Just as significant, however, is Merz’s second foreign visit, which is set to be with Polish Prime Minister Donald Tusk — a meeting that underscores just how much the bloc has changed.

There’s good reason to believe that the Franco-German “motor” within the EU will jolt back to life in the Macron-Merz era. The two men agree on many things, from the need to create a “sovereign” Europe to the existential obligation to prevent Russia from winning the Ukraine war.

Moreover, Merz has made it clear that, faced with U.S. President Donald Trump’s “America First” unilateralism, Germany’s delicate post-war pas de deux with the EU and the U.S. must end, and he has called for “independence” from Washington.

All this implies an even closer relationship between Berlin and Brussels — and, therefore, Paris.
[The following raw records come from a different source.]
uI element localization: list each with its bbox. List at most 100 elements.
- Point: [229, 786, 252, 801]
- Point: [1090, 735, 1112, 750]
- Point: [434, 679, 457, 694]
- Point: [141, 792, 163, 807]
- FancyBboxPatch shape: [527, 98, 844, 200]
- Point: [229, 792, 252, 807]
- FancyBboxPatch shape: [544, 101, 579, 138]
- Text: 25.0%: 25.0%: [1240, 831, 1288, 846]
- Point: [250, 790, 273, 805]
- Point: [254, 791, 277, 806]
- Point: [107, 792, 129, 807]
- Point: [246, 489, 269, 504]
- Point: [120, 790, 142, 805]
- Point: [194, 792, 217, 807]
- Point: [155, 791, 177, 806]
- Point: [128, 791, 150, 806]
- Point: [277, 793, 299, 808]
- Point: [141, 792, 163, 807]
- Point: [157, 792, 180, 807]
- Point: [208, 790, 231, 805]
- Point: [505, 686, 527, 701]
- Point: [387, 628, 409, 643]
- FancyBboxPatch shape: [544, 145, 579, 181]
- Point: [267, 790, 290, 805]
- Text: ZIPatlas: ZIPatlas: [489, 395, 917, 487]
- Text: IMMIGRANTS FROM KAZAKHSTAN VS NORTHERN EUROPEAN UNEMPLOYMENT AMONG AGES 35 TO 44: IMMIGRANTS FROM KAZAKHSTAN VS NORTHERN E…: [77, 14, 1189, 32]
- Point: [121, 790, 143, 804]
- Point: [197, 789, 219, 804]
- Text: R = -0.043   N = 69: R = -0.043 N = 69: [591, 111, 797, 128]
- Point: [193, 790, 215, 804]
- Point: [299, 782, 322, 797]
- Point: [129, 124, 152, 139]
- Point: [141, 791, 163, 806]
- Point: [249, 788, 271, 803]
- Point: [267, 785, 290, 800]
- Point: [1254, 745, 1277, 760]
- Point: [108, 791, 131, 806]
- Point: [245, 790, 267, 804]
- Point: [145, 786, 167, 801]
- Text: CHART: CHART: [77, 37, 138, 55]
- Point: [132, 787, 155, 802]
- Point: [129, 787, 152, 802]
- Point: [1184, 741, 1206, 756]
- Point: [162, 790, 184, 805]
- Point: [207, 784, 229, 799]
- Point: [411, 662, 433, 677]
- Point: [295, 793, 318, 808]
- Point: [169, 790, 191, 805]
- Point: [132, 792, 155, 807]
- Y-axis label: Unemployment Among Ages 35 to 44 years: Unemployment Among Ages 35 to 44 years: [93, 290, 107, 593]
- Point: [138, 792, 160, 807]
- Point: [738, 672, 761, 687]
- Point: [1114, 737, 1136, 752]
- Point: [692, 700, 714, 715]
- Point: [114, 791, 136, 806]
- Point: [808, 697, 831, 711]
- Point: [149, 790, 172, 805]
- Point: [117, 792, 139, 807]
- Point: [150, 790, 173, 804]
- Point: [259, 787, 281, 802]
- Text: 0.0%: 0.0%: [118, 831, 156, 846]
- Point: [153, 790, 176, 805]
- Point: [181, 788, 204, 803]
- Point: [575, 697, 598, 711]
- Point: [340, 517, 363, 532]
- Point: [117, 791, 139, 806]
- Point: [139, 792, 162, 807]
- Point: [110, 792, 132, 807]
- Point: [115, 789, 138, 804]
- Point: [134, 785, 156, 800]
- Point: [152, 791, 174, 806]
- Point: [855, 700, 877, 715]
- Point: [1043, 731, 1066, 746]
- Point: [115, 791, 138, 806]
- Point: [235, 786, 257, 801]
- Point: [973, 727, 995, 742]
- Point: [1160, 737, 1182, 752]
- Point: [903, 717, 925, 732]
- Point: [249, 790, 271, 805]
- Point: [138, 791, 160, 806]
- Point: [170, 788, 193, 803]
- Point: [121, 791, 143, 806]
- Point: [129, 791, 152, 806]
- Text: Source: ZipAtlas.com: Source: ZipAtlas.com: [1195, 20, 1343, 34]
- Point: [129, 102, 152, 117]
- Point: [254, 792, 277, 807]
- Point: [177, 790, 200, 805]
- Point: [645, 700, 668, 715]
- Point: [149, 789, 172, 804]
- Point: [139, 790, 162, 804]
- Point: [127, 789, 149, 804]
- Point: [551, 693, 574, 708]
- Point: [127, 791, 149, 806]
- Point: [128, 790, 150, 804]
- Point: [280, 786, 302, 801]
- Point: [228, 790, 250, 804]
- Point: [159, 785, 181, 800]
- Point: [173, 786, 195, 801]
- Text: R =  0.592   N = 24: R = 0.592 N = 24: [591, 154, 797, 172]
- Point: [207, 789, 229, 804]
All the same, it would be wrong to believe the Macron-Merz partnership can become as powerful and pivotal as the Franco-German partnerships of the past, whether in the Giscard-Schmidt era of the 1970s, or the Mitterrand-Kohl double-act of the 1980s.

The EU has become larger and more complex. And Merz’s Warsaw visit recognizes the bloc’s multipolarity — a fact, however belatedly, also accepted by France.

According to his most senior advisers, one of Merz’s foreign policy aims is to strengthen the so-called triangular “Weimar” relationship between Berlin, Paris and Warsaw — perhaps through the negotiation of a new treaty.